Morales menyadairi potensi yang dimiliki Bolivia sebagai negara penghasil gas bumi terbesar. Berulang kali dia menyerukan pentingnya Bolivia mengkontrol pengelolaan gas bumi yang merupakan cadanagan besar sekali di benua Amerika Latin.
Morales adalah pemimpin yang berhasil memaknai sejarah negerinya sendiri. Penjajahan bangsa Spanyol di Bolivia menunjukan bahwa telah terjadi penjarahan besar-besaran kekayaan bumi negerinya yang berupa timah. Hasil penjarahan itu dinikmati oleh kapitalis-kapitalis dari negeri matador itu. Sedangkan penduduk asli yang orang Indian, dan merupakan penduduk mayoritas tidak mendapat apa-apa. Untuk itu, dari dulu sampai sekarang dia terang-terangan kerap mengutuk kejahatan perusahaan-perusahaan multinasional, badan-badan dunia seperti IMF, World Bank, dan World Trade Oragnization. Morales menambah duri bagi kepentingan AS di Amerika Latin.

Tak tanggung-tanggung, Fidel Castro -tengah- mengirim pesawat pribadinya untuk menyambut kemenangan Morales. "I think that it has moved the world. It's something extraordinary, something historic. The map is changing," sambut Castro.

Balasan setimpal juga dilontakan oleh orang Indian yang terkenal sangat sederhana dalam penampilan. Morales menyebut Castro sebagai "El Commandante". Dia begitu salut kepada perjuangan gigih pemimpin Cuba yang sudah lebih dari 45 tahun diembargo ekonomi oleh Amerka sampai sekarang.

Kesederhanaan Morales sudah sering menjadi momok insan pers di seluruh belahan dunia. Dia kerap tampil hanya dengan berbalut jacket kulit atau pakaian yang dibuat dengan alpaca (bahan pakaian tradisional yang banyak dibuat orang-orang Indian), tanpa pernah memakai dasi yang dengan kata lain tidak menghormati protokoler.

Yang menarik adalah hubungan Morales dengan Presiden Venezwela, Hugo Chaves -kiri. Mereka menyebut hubungan Bolivia dan Venezwela sebagai "axis of good" (poros kebaikan). Mereka berkomitmen untuk saling bekerjaama menghancurkan "axis of evil" (poros kejahatan).
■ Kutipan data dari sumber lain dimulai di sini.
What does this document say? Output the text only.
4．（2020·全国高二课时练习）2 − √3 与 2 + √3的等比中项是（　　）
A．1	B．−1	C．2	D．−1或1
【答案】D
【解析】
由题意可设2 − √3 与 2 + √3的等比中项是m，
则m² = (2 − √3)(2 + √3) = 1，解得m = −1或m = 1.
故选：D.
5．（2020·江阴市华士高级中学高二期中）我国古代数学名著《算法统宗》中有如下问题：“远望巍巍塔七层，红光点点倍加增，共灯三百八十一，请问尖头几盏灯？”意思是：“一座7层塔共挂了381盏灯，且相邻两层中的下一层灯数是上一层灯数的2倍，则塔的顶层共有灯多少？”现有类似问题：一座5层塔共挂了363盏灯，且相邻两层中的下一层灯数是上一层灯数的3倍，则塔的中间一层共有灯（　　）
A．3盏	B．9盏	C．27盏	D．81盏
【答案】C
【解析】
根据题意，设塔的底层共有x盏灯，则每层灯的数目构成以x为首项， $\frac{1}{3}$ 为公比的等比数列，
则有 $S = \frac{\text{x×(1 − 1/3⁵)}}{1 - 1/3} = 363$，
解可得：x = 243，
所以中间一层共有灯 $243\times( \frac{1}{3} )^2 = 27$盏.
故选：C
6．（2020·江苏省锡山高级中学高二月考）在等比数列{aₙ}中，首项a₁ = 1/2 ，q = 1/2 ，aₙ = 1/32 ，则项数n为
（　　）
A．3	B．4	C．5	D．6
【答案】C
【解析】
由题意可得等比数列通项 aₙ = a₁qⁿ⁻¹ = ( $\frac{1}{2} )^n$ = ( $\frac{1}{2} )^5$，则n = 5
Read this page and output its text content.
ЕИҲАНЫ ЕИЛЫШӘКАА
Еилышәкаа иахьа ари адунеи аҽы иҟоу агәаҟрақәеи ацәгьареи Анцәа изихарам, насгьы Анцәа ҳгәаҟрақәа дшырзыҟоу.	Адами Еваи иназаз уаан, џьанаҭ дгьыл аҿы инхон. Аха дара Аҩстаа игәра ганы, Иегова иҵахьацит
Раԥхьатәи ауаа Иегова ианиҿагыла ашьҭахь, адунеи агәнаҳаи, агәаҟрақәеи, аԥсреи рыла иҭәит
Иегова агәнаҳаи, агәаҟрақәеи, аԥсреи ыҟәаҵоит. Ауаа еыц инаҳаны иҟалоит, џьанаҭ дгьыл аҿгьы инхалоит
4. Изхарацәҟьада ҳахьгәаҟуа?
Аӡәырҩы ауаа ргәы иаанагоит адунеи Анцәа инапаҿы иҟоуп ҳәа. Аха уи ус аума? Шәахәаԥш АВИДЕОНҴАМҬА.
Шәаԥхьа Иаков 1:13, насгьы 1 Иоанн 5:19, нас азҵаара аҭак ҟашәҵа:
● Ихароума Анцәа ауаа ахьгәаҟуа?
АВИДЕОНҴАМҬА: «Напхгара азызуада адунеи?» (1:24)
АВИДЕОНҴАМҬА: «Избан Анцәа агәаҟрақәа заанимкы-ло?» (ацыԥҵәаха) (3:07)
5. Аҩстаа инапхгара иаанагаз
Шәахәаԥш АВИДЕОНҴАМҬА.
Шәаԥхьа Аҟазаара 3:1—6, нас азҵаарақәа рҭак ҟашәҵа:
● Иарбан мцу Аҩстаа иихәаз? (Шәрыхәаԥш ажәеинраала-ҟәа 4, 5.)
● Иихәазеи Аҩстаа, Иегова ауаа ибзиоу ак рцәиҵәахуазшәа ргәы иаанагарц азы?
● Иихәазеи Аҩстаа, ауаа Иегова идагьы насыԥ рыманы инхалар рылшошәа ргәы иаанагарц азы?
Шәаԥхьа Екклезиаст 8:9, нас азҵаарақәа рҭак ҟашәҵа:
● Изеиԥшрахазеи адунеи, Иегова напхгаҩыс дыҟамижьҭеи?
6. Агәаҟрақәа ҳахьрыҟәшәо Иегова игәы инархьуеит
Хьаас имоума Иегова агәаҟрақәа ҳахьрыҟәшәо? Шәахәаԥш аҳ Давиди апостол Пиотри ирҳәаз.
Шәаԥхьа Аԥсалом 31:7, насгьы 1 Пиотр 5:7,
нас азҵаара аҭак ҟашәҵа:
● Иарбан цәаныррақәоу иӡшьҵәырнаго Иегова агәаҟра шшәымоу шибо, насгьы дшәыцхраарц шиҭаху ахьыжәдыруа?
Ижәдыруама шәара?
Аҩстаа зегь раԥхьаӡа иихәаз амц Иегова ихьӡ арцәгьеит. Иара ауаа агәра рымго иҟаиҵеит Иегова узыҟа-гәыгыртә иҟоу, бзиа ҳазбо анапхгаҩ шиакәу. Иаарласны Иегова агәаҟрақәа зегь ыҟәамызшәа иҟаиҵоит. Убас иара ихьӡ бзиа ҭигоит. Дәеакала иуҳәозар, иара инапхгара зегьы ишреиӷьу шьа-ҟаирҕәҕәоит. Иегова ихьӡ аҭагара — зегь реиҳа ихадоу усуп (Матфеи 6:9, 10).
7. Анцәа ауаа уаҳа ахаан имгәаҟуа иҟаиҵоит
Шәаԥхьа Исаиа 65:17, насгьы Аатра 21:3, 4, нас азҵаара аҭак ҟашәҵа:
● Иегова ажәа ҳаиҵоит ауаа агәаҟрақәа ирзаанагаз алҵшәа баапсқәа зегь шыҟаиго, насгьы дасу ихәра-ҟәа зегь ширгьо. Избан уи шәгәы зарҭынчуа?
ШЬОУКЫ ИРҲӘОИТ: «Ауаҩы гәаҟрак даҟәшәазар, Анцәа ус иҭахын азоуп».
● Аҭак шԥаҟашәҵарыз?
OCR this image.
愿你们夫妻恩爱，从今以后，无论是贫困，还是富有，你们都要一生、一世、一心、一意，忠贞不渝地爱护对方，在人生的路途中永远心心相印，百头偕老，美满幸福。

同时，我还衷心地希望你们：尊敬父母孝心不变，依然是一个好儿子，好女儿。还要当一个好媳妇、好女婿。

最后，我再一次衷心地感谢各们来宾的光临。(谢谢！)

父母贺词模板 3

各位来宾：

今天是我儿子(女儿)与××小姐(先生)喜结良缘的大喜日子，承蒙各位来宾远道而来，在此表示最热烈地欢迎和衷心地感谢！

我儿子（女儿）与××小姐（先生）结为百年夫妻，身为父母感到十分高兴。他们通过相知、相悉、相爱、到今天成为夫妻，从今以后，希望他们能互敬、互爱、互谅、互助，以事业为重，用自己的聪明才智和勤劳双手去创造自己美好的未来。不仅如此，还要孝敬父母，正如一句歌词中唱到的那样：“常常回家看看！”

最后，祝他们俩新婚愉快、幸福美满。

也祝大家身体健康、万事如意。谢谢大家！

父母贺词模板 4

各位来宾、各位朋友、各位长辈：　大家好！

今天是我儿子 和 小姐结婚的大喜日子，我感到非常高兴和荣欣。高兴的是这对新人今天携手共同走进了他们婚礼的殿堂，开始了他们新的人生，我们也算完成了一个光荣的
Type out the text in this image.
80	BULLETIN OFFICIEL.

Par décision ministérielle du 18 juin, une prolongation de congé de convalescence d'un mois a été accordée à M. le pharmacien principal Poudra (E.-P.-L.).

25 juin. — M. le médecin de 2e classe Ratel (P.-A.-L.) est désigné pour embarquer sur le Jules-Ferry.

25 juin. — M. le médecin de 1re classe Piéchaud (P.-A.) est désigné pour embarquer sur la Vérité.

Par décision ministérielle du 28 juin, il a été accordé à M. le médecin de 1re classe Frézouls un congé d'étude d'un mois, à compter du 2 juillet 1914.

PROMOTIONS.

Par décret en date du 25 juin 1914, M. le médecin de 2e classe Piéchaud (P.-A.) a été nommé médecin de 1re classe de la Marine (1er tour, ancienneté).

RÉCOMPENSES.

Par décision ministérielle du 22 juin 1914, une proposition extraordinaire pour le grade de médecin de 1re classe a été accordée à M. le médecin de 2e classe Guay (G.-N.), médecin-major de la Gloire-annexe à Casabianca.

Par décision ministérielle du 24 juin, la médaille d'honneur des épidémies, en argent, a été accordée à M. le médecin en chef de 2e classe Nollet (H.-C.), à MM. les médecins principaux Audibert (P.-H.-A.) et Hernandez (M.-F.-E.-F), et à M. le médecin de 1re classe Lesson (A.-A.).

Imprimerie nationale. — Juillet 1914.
Poros yang dimotori oleh Washington dengan sekutu-sekutunya di seluruh dunia, yang mengancam, menyerang, dan membunuh (who threaten, who invade, who kill, who assasinate).

Sementara, bagaimana dengan Indonesia, negeri tempat saya lahir dan dibesarkan?

Orde Baru telah mengubah haluan aras politik Sosialis Indonesia. Naiknya Soeharto sebagai presiden, telah menjadikan Indonesia menjadi antek kaplitalis... Saatnya sekarang merefleksikan ulang posisi Indonesia sebagai negara yang sudah sejak lama -zaman Soekarno- sudah anti-kapitalis. Dan saatnya generqasi muda mengambil tanggungjawab mengembalikan kewibawaan bangsa di kancah dunia.